Questa invero rappresenta nient'altro che, a contrario, la verifica del grado di probabilità logica attribuibile al ragionamento inferenziale con cui il giudice ricollega, sulla base delle prove raccolte, il fatto concreto alla ipotizzata spiegazione causale.
Ed invero, intanto tale ragionamento può ritenersi dotato di elevato grado di probabilità logica ed in grado pertanto di supportare il convincimento della sussistenza del nesso causale tra la condotta colposa dell'imputato e l'evento con «elevato grado di credibilità razionale», in quanto non permanga un «dubbio ragionevole» (ossia, non meramente congetturale) che l'evento possa essere stato determinato da una causa diversa: dubbio nella specie escluso dalla Corte di merito, alla stregua di motivazione esaustiva e coerente, la cui piena adeguatezza risulta confermata dai superiori rilievi.

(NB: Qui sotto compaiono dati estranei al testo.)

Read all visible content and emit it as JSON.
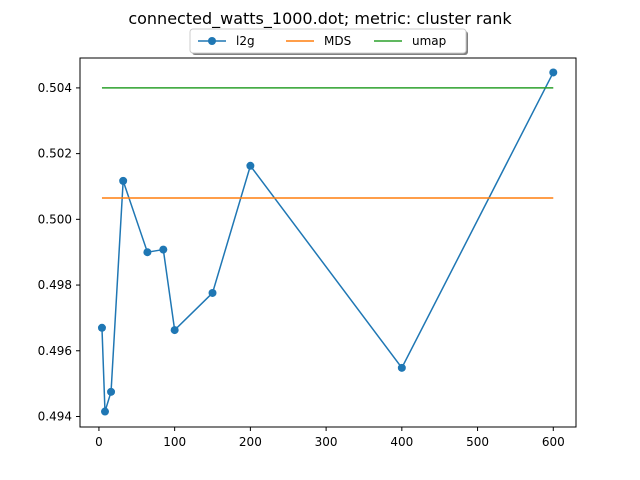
{
  "chart_data": {
    "type": "line",
    "title": "connected_watts_1000.dot; metric: cluster rank",
    "xlabel": "",
    "ylabel": "",
    "xlim": [
      -25,
      630
    ],
    "ylim": [
      0.49368,
      0.50491
    ],
    "xticks": [
      0,
      100,
      200,
      300,
      400,
      500,
      600
    ],
    "yticks": [
      0.494,
      0.496,
      0.498,
      0.5,
      0.502,
      0.504
    ],
    "grid": false,
    "legend": "top-center",
    "series": [
      {
        "name": "l2g",
        "color": "#1f77b4",
        "marker": "circle",
        "x": [
          4,
          8,
          16,
          32,
          64,
          85,
          100,
          150,
          200,
          400,
          600
        ],
        "y": [
          0.4967,
          0.49415,
          0.49475,
          0.50117,
          0.499,
          0.49908,
          0.49663,
          0.49776,
          0.50163,
          0.49548,
          0.50447
        ]
      },
      {
        "name": "MDS",
        "color": "#ff7f0e",
        "marker": "none",
        "x": [
          4,
          600
        ],
        "y": [
          0.50065,
          0.50065
        ]
      },
      {
        "name": "umap",
        "color": "#2ca02c",
        "marker": "none",
        "x": [
          4,
          600
        ],
        "y": [
          0.504,
          0.504
        ]
      }
    ]
  }
}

Né ad una diversa conclusione sul punto può indurre la modifica introdotta dall'art. 5 della legge 6 febbraio 2006, n. 46, mediante la sostituzione del comma 1 dell'art. 533 del codice di procedura penale con la disposizione secondo cui «il giudice pronuncia sentenza di condanna se l'imputato risulta colpevole del reato al di là di ogni ragionevole dubbio».

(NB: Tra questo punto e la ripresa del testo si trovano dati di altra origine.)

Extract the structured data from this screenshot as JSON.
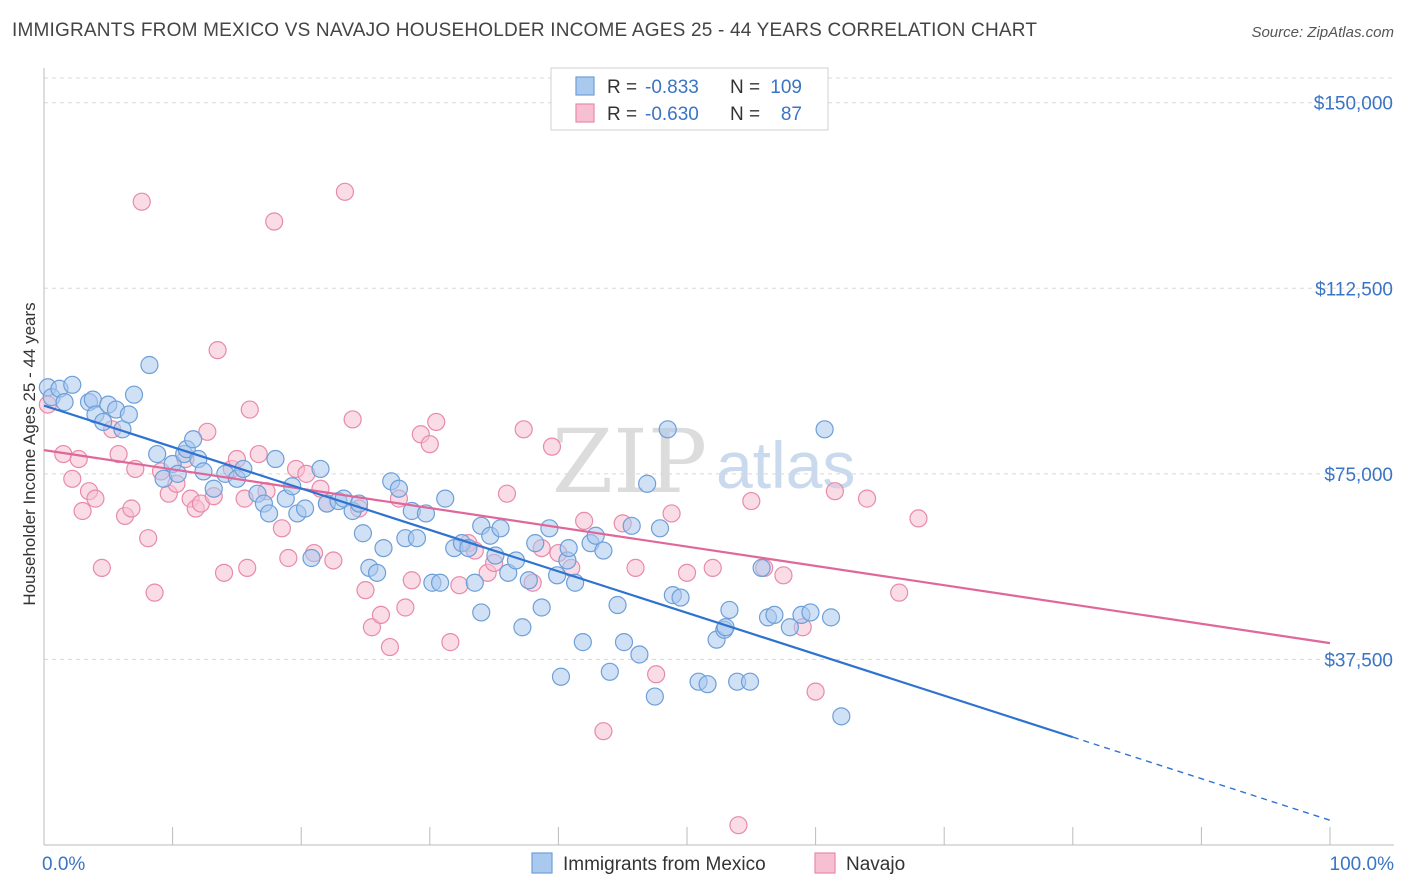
{
  "title": "IMMIGRANTS FROM MEXICO VS NAVAJO HOUSEHOLDER INCOME AGES 25 - 44 YEARS CORRELATION CHART",
  "source": "Source: ZipAtlas.com",
  "watermark": {
    "zip": "ZIP",
    "atlas": "atlas"
  },
  "legend": {
    "r_label": "R =",
    "n_label": "N =",
    "rows": [
      {
        "r": "-0.833",
        "n": "109"
      },
      {
        "r": "-0.630",
        "n": "87"
      }
    ]
  },
  "colors": {
    "blue_fill": "#a9c9ee",
    "blue_stroke": "#6d9fd8",
    "blue_line": "#2f73d0",
    "pink_fill": "#f6c0d2",
    "pink_stroke": "#e88aaa",
    "pink_line": "#e0679a",
    "grid": "#d8d8d8",
    "tick_text": "#3a74c4"
  },
  "chart_data": {
    "type": "scatter",
    "title": "IMMIGRANTS FROM MEXICO VS NAVAJO HOUSEHOLDER INCOME AGES 25 - 44 YEARS CORRELATION CHART",
    "xlabel": "",
    "ylabel": "Householder Income Ages 25 - 44 years",
    "xlim": [
      0,
      100
    ],
    "ylim": [
      0,
      155000
    ],
    "x_tick_labels": [
      "0.0%",
      "100.0%"
    ],
    "y_ticks": [
      37500,
      75000,
      112500,
      150000
    ],
    "y_tick_labels": [
      "$37,500",
      "$75,000",
      "$112,500",
      "$150,000"
    ],
    "grid": true,
    "legend_position": "top-center",
    "series": [
      {
        "name": "Immigrants from Mexico",
        "r": -0.833,
        "n": 109,
        "trend": {
          "x0": 0,
          "y0": 88800,
          "x1": 80,
          "y1": 21800,
          "dashed_to_x": 100,
          "dashed_to_y": 5000
        },
        "points": [
          [
            0.3,
            92500
          ],
          [
            0.6,
            90500
          ],
          [
            1.2,
            92200
          ],
          [
            1.6,
            89500
          ],
          [
            2.2,
            93000
          ],
          [
            3.5,
            89500
          ],
          [
            3.8,
            90000
          ],
          [
            4.0,
            87000
          ],
          [
            4.6,
            85500
          ],
          [
            5.0,
            89000
          ],
          [
            5.6,
            88000
          ],
          [
            6.1,
            84000
          ],
          [
            6.6,
            87000
          ],
          [
            7.0,
            91000
          ],
          [
            8.2,
            97000
          ],
          [
            8.8,
            79000
          ],
          [
            9.3,
            74000
          ],
          [
            10.0,
            77000
          ],
          [
            10.4,
            75000
          ],
          [
            10.9,
            79000
          ],
          [
            11.1,
            80000
          ],
          [
            11.6,
            82000
          ],
          [
            12.0,
            78000
          ],
          [
            12.4,
            75500
          ],
          [
            13.2,
            72000
          ],
          [
            14.1,
            75000
          ],
          [
            15.0,
            74000
          ],
          [
            15.5,
            76000
          ],
          [
            16.6,
            71000
          ],
          [
            17.1,
            69000
          ],
          [
            17.5,
            67000
          ],
          [
            18.0,
            78000
          ],
          [
            18.8,
            70000
          ],
          [
            19.3,
            72500
          ],
          [
            19.7,
            67000
          ],
          [
            20.3,
            68000
          ],
          [
            20.8,
            58000
          ],
          [
            21.5,
            76000
          ],
          [
            22.0,
            69000
          ],
          [
            22.9,
            69500
          ],
          [
            23.3,
            70000
          ],
          [
            24.0,
            67500
          ],
          [
            24.5,
            69000
          ],
          [
            24.8,
            63000
          ],
          [
            25.3,
            56000
          ],
          [
            25.9,
            55000
          ],
          [
            26.4,
            60000
          ],
          [
            27.0,
            73500
          ],
          [
            27.6,
            72000
          ],
          [
            28.1,
            62000
          ],
          [
            28.6,
            67500
          ],
          [
            29.0,
            62000
          ],
          [
            29.7,
            67000
          ],
          [
            30.2,
            53000
          ],
          [
            30.8,
            53000
          ],
          [
            31.2,
            70000
          ],
          [
            31.9,
            60000
          ],
          [
            32.5,
            61000
          ],
          [
            33.0,
            60000
          ],
          [
            33.5,
            53000
          ],
          [
            34.0,
            64500
          ],
          [
            34.7,
            62500
          ],
          [
            35.1,
            58500
          ],
          [
            35.5,
            64000
          ],
          [
            36.1,
            55000
          ],
          [
            36.7,
            57500
          ],
          [
            37.2,
            44000
          ],
          [
            37.7,
            53500
          ],
          [
            38.2,
            61000
          ],
          [
            38.7,
            48000
          ],
          [
            39.3,
            64000
          ],
          [
            39.9,
            54500
          ],
          [
            40.2,
            34000
          ],
          [
            40.7,
            57500
          ],
          [
            41.3,
            53000
          ],
          [
            41.9,
            41000
          ],
          [
            42.5,
            61000
          ],
          [
            42.9,
            62500
          ],
          [
            43.5,
            59500
          ],
          [
            44.0,
            35000
          ],
          [
            44.6,
            48500
          ],
          [
            45.1,
            41000
          ],
          [
            45.7,
            64500
          ],
          [
            46.3,
            38500
          ],
          [
            46.9,
            73000
          ],
          [
            47.5,
            30000
          ],
          [
            47.9,
            64000
          ],
          [
            48.5,
            84000
          ],
          [
            48.9,
            50500
          ],
          [
            49.5,
            50000
          ],
          [
            50.9,
            33000
          ],
          [
            51.6,
            32500
          ],
          [
            52.3,
            41500
          ],
          [
            52.9,
            43500
          ],
          [
            53.3,
            47500
          ],
          [
            53.9,
            33000
          ],
          [
            54.9,
            33000
          ],
          [
            55.8,
            56000
          ],
          [
            56.3,
            46000
          ],
          [
            56.8,
            46500
          ],
          [
            58.0,
            44000
          ],
          [
            58.9,
            46500
          ],
          [
            59.6,
            47000
          ],
          [
            60.7,
            84000
          ],
          [
            61.2,
            46000
          ],
          [
            62.0,
            26000
          ],
          [
            40.8,
            60000
          ],
          [
            34.0,
            47000
          ],
          [
            53.0,
            44000
          ]
        ]
      },
      {
        "name": "Navajo",
        "r": -0.63,
        "n": 87,
        "trend": {
          "x0": 0,
          "y0": 79800,
          "x1": 100,
          "y1": 40800
        },
        "points": [
          [
            0.3,
            89000
          ],
          [
            1.5,
            79000
          ],
          [
            2.2,
            74000
          ],
          [
            2.7,
            78000
          ],
          [
            3.0,
            67500
          ],
          [
            3.5,
            71500
          ],
          [
            4.0,
            70000
          ],
          [
            4.5,
            56000
          ],
          [
            5.3,
            84000
          ],
          [
            5.8,
            79000
          ],
          [
            6.3,
            66500
          ],
          [
            6.8,
            68000
          ],
          [
            7.1,
            76000
          ],
          [
            7.6,
            130000
          ],
          [
            8.1,
            62000
          ],
          [
            8.6,
            51000
          ],
          [
            9.1,
            75500
          ],
          [
            9.7,
            71000
          ],
          [
            10.3,
            73000
          ],
          [
            11.0,
            78000
          ],
          [
            11.4,
            70000
          ],
          [
            11.8,
            68000
          ],
          [
            12.2,
            69000
          ],
          [
            12.7,
            83500
          ],
          [
            13.2,
            70500
          ],
          [
            13.5,
            100000
          ],
          [
            14.0,
            55000
          ],
          [
            14.6,
            76000
          ],
          [
            15.0,
            78000
          ],
          [
            15.6,
            70000
          ],
          [
            15.8,
            56000
          ],
          [
            16.0,
            88000
          ],
          [
            16.7,
            79000
          ],
          [
            17.3,
            71500
          ],
          [
            17.9,
            126000
          ],
          [
            18.5,
            64000
          ],
          [
            19.0,
            58000
          ],
          [
            19.6,
            76000
          ],
          [
            20.4,
            75000
          ],
          [
            21.0,
            59000
          ],
          [
            21.5,
            72000
          ],
          [
            22.0,
            69000
          ],
          [
            22.5,
            57500
          ],
          [
            23.4,
            132000
          ],
          [
            24.0,
            86000
          ],
          [
            24.5,
            68000
          ],
          [
            25.0,
            51500
          ],
          [
            25.5,
            44000
          ],
          [
            26.2,
            46500
          ],
          [
            26.9,
            40000
          ],
          [
            27.6,
            70000
          ],
          [
            28.1,
            48000
          ],
          [
            28.6,
            53500
          ],
          [
            29.3,
            83000
          ],
          [
            30.0,
            81000
          ],
          [
            30.5,
            85500
          ],
          [
            31.6,
            41000
          ],
          [
            32.3,
            52500
          ],
          [
            33.0,
            61000
          ],
          [
            33.5,
            59500
          ],
          [
            34.5,
            55000
          ],
          [
            35.0,
            57000
          ],
          [
            36.0,
            71000
          ],
          [
            37.3,
            84000
          ],
          [
            38.0,
            53000
          ],
          [
            38.7,
            60000
          ],
          [
            39.5,
            80500
          ],
          [
            40.0,
            59000
          ],
          [
            41.0,
            56000
          ],
          [
            42.0,
            65500
          ],
          [
            43.5,
            23000
          ],
          [
            45.0,
            65000
          ],
          [
            46.0,
            56000
          ],
          [
            47.6,
            34500
          ],
          [
            48.8,
            67000
          ],
          [
            50.0,
            55000
          ],
          [
            52.0,
            56000
          ],
          [
            54.0,
            4000
          ],
          [
            55.0,
            69500
          ],
          [
            56.0,
            56000
          ],
          [
            57.5,
            54500
          ],
          [
            59.0,
            44000
          ],
          [
            60.0,
            31000
          ],
          [
            61.5,
            71500
          ],
          [
            64.0,
            70000
          ],
          [
            66.5,
            51000
          ],
          [
            68.0,
            66000
          ]
        ]
      }
    ]
  },
  "bottom_legend": [
    {
      "label": "Immigrants from Mexico"
    },
    {
      "label": "Navajo"
    }
  ]
}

Secondo l'opinione prevalente in giurisprudenza, infatti, tale novella non ha avuto sul punto un reale contenuto innovativo, non avendo introdotto un diverso e più restrittivo criterio di valutazioni della prova, essendosi invece limitata a codificare un principio già desumibile dal sistema, in forza del quale il giudice può pronunciare sentenza di condanna solo quando non ha ragionevoli dubbi sulla responsabilità dell'imputato. La novella, dunque, non avrebbe inciso sulla funzione di controllo del giudice di legittimità che rimarrebbe limitata alla struttura del discorso giustificativo del provvedimento, con l'impossibilità di procedere alla rilettura degli elementi di fatto posti a fondamento della sentenza e dunque di adottare autonomamente nuovi e diversi parametri di ricostruzione e valutazione dei fatti (v., in tal senso, tra le ultime pronunce, Sez. 5, n. 10411 del 28/01/2013, Viola, Rv. 254579, la quale ha precisato che tale regola di giudizio impone al giudice di giungere alla condanna solo se è possibile escludere ipotesi alternative dotate di razionalità e plausibilità; cfr. anche, in tal senso, Sez. 1, n. 41110 del 24/10/2011, Javad, Rv. 251507).

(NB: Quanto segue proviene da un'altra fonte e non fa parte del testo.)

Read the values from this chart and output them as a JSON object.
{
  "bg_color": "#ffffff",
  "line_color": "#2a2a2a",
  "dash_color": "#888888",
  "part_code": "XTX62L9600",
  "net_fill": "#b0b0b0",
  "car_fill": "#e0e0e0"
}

Nella specie, giova ribadire, nessun dubbio può nutrirsi né sulla ricostruzione delle cause del sinistro, né sulla sussistenza delle violazioni contestate; né tale dubbio può fondatamente predicarsi solo in ragione dell'esistenza di una deposizione testimoniale che afferma l'esistenza di un fatto (ossia l'esistenza di punti fissi di ancoraggio delle cinture di sicurezza) incompatibile con tale ricostruzione, posto che tale deposizione è stata posta ad oggetto di valutazione adeguatamente motivata di inattendibilità e recessività rispetto alle emergenze di segno contrario.
8. Il ricorso va pertanto rigettato con la conseguente condanna dei ricorrenti al pagamento delle spese processuali.

P.Q.M.


Rigetta il ricorso e condanna i ricorrenti al pagamento delle spese processuali.